As soon as Leaming heard that, he knew it had to be so. “I love gunboat sailors,” he said bitterly. “They sail away when we need 'em the most, but then they come back again after the fighting's done. They're heroes, all right, every darnn one of 'em.”

That touched off some vigorous and profane swearing from his fellow sufferers. The guns on the river boomed again. Yes, they were definitely closer this time. “You reckon that's the New Era comin' back?” somebody asked. “Even though I got me a hole in my leg, there's a few things I'd like to say to the high and mighty skipper who sailed off and left us in the lurch.”
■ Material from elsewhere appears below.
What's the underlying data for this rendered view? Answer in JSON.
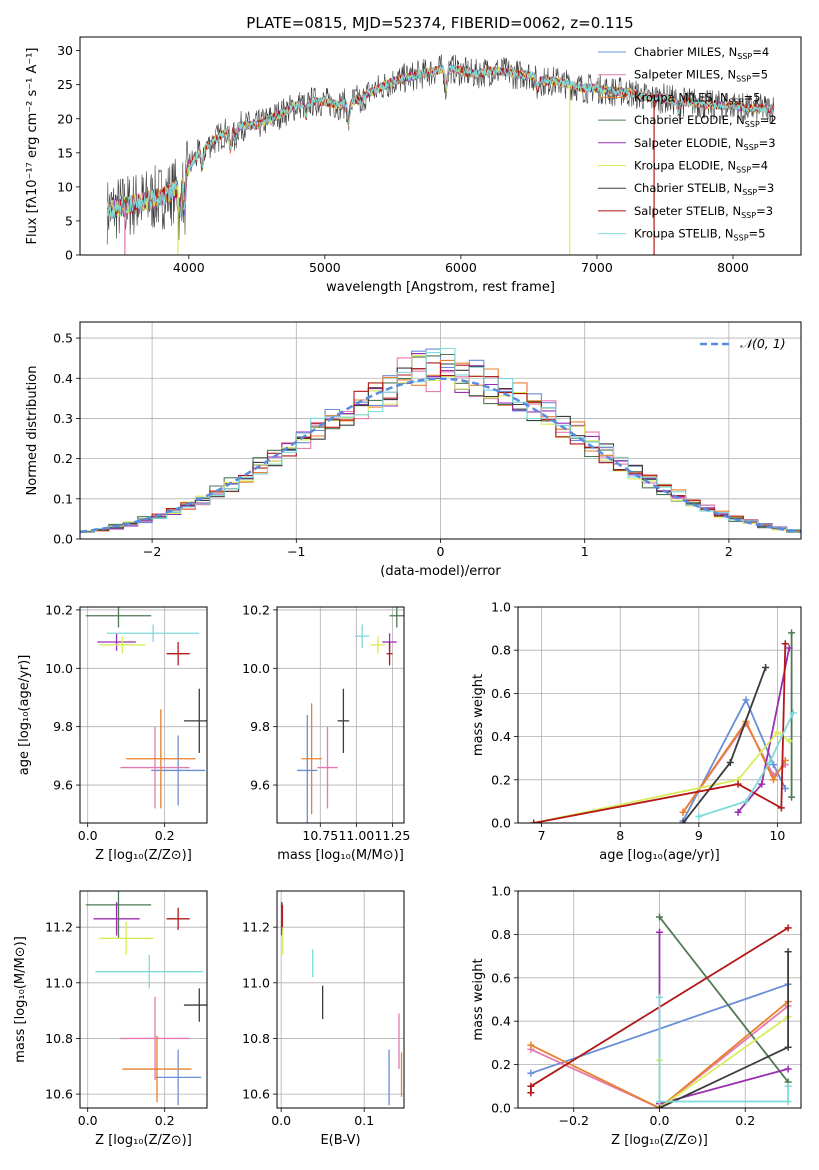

More obscenities fouled the early morning air. By all the signs, quite a few men had some things they wanted to tell Captain Marshall if they ever made his acquaintance. Lieutenant Leaming had several thoughts of his own he wanted to share with the New Era's commanding officer.

But another man said, “This here boat sounds like it's coming up from Memphis. The New Era steamed north, off toward Cairo”-like anyone from those parts, he pronounced it Kayro-” and places like that.”

A rifle musket near the Mississippi banged, and then another one. A minute later, the gunboat's cannon responded. “Can't be yesterday's gunboat,” a soldier said. “They're shooting at it, and it's got the gumption to shoot back.”

Several wounded men swore again. Mack Leaming was not behindhand-far from it. Some of the shells the gunboat fired burst not far from the hut. “I hope they blow the damn Rebs to hell and gone,” Leaming said.

As if in response, a Confederate outside yelled, “Come on, boys! Don't just stand there! If we have to pull back, to hell with me if I want the damnyankees to be able to get their hands on one single thing they can use. Burn these buildings, by God! We'll fix this place the way the Lord fixed Sodom and Gomorrah! “

That roused the men inside the hut. “Hold on!” they shouted. “Hold on! There's wounded in here! Let us come out before you fire this place! “

“Devil take your wounded!” the Reb answered. “We have to get rid of this here place right now. Lou! Daniel! Come on! Get moving!”